The wireline sheave is an integral part of wireline operations and much more critical in extending the life of a wireline than many people know. Using an inappropriately sized sheave for a wireline all too often damages the wireline, usually occurring after just one run in the well! Typical types of damage include stresses putting the wireline out of round, loose outer armor, broken strands, and ultimately reduced breaking strength of the wireline. You can easily avoid these problems with some basic and essential education on marrying the correct sheave with each wireline.

We realize there are many reasons why some people select one manufacturer or style of sheaves over the other; however, from a wireline manufacturer’s perspective, two characteristics of a sheave matter most: 1) groove design and 2) diameter. Let’s look at what can happen with a wireline due to each sheave characteristic.

Sheave Groove Design: What Can Go Wrong

Figures 1 and 2 illustrate a wireline using a sheave with a groove diameter that is too small. As you can see in the relaxed state of Figure 1, the wireline rides on the edges of the sheave because it is not appropriately cradled.

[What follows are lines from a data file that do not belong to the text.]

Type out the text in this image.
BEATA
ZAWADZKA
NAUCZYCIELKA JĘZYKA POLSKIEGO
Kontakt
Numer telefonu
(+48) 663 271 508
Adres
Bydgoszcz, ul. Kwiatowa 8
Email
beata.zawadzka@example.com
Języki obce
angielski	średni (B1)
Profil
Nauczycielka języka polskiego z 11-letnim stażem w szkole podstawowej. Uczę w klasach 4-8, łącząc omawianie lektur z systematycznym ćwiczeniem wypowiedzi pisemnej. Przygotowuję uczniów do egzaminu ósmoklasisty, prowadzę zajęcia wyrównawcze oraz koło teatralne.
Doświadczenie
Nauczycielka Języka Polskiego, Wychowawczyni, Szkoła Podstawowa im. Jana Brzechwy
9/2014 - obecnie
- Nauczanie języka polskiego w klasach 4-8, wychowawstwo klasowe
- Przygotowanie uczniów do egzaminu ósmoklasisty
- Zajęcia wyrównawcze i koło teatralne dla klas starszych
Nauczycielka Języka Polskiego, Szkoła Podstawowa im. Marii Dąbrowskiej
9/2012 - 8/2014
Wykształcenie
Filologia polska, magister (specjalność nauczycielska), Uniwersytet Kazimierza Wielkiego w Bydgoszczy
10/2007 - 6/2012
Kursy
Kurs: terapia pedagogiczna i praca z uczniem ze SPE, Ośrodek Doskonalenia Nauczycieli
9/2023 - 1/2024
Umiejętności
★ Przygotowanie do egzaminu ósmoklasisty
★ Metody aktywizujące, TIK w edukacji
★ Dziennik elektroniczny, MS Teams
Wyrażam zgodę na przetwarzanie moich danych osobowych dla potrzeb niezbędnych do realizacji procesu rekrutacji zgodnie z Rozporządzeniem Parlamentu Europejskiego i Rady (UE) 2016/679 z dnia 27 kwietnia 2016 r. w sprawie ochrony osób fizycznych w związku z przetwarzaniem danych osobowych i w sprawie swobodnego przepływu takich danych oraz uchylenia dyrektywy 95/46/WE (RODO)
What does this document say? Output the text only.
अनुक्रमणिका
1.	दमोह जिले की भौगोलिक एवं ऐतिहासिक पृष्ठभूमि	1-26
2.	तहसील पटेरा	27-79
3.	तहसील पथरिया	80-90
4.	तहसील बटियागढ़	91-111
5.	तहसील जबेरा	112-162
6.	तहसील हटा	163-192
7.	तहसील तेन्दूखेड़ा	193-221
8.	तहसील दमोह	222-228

When applying tension in Figure 2, the wireline pulls down into the groove and deforms to the shape of the groove. This permanent deformation can result in an “out of round” wireline where several issues can occur, including:

  • Problems getting through flow tubes on pressure work,
  • Problems when trying to spool the cable back onto the drum correctly and
  • Excessive wear on both the cable and the sheave.

Figures 3 and 4 depict a sheave with a groove diameter too large for the wireline. Figure 3 shows a wireline in a relaxed state resting at the bottom of the sheave groove without touching the sides for support.

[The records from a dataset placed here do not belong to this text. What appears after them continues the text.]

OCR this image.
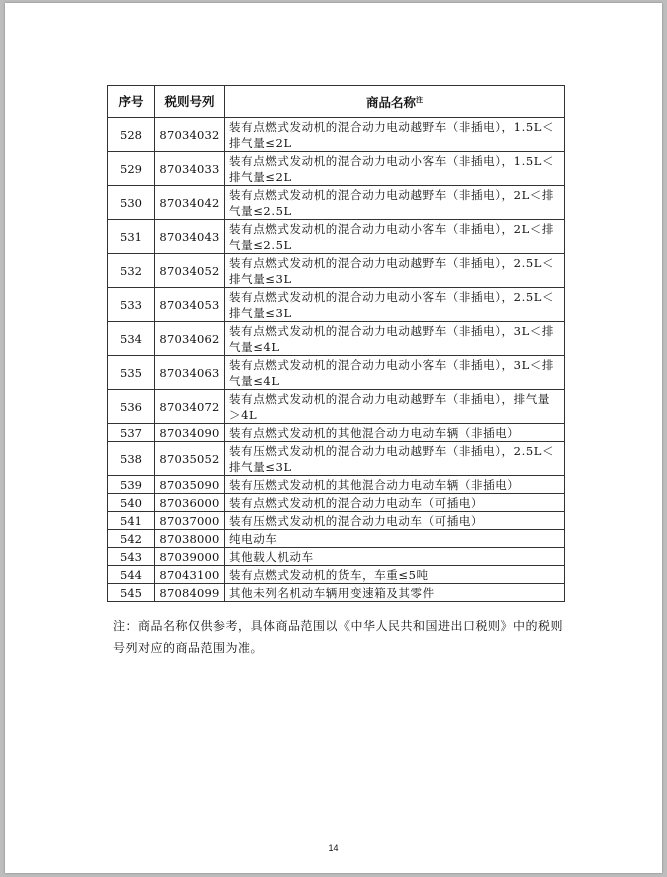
序号	税则号列	商品名称$^注$
528	87034032	装有点燃式发动机的混合动力电动越野车（非插电），1.5L＜排气量≤2L
529	87034033	装有点燃式发动机的混合动力电动小客车（非插电），1.5L＜排气量≤2L
530	87034042	装有点燃式发动机的混合动力电动越野车（非插电），2L＜排气量≤2.5L
531	87034043	装有点燃式发动机的混合动力电动小客车（非插电），2L＜排气量≤2.5L
532	87034052	装有点燃式发动机的混合动力电动越野车（非插电），2.5L＜排气量≤3L
533	87034053	装有点燃式发动机的混合动力电动小客车（非插电），2.5L＜排气量≤3L
534	87034062	装有点燃式发动机的混合动力电动越野车（非插电），3L＜排气量≤4L
535	87034063	装有点燃式发动机的混合动力电动小客车（非插电），3L＜排气量≤4L
536	87034072	装有点燃式发动机的混合动力电动越野车（非插电），排气量＞4L
537	87034090	装有点燃式发动机的其他混合动力电动车辆（非插电）
538	87035052	装有压燃式发动机的混合动力电动越野车（非插电），2.5L＜排气量≤3L
539	87035090	装有压燃式发动机的其他混合动力电动车辆（非插电）
540	87036000	装有点燃式发动机的混合动力电动车（可插电）
541	87037000	装有压燃式发动机的混合动力电动车（可插电）
542	87038000	纯电动车
543	87039000	其他载人机动车
544	87043100	装有点燃式发动机的货车，车重≤5吨
545	87084099	其他未列名机动车辆用变速箱及其零件

注：商品名称仅供参考，具体商品范围以《中华人民共和国进出口税则》中的税则号列对应的商品范围为准。

14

When applying tension in Figure 4, the wireline flattens into the groove and can permanently deform, causing:

  • Problems getting through flow tubes,
  • Spooling trouble, and
  • Prematurely wearing a track in the sheave.

Sheave Diameter: What Can Go Wrong

If you have ever bent a wire back and forth until it breaks, you have experienced “yielding” and “work hardening” of steel. When you bend a wire at too sharp of a radius, the stresses on the edge of the wire increase beyond the yield strength of the material; in other words, you have permanently deformed the wire. Each time you “yield” the wire this way, it becomes slightly longer. As you continue to do this through several cycles, the metal “work hardens” and becomes increasingly brittle until the stress on the wire exceeds the ultimate tensile strength, and it snaps. The same is valid with wireline.

The smaller the sheave, the higher the stress applied to the wireline. If the wireline travels around a sheave, creating too tight of a bend, the armor on the outside of the bend gets stretched. As the wireline straightens, these outer wires are more extended, resulting in loose armor. Loose armor can accumulate below the flow tubes, resulting in a bird cage and the need to kill the well to remove the wireline. If allowed to continue, the wires “work harden” and eventually fail.

Catalysts that contribute to work hardening include:

  • Number of cycles
  • Type of alloy (how hard it is to begin with)
  • Presence of chemicals (many cause the wire to be more brittle)
  • Diameter of the outer armor wires (plays a crucial role in total stress)
  • Sheave diameter
  • Load on the wireline combined with the bending stress

Selecting the Right Wireline Sheave

In most operations, the sheave groove size and shape are far more critical than the sheave diameter. However, the proper sheave diameter must be used in applications where the wireline will have high tensile loads. Diameter and groove design are essential parameters on every sheave but even more critical on the top sheave, where the wireline travels around the sheave 180 degrees. In contrast, generally, on the bottom sheave, you are at a 90-degree angle with less contact with the wireline on the sheave.

Groove Diameter: Figure 5 shows an appropriately sized sheave for the wireline. Cradling the wireline supports the side loads, and the shape of the wireline will remain constant under tension.

» Proper grove diameter: 1.0 to 1.04 wireline diameter
» Proper grove shape: 135 to 150 degrees of support as depicted in Figure 5.

Sheave Diameter: Typical industry guidelines are:
» Depth <25,000 feet (8,000m), minimum sheave diameter is 400 times the outer armor wire diameter (not the wireline)
» Depths >25,000 feet or high loads, the minimum sheave diameter is 600 times the outer armor wire diameter

5/16-inch cable – outer armor wire is 0.0445 inch

The minimum sheave diameter for normal operations less than 25,000 ft. equals 0.0445 inches * 400 = 17.8 inches (18-inch sheave)

Following these simple guidelines will extend the life of the wireline and the sheave. A few last pointers include:

» Do not use the same sheave for multiple diameters of wireline.
» The bigger the diameter sheave, the less stress is applied to the wireline, and it will help to extend the cycles or runs that this wireline can perform.
» Ensure proper alignment of sheave and truck to prevent loosening of the armor.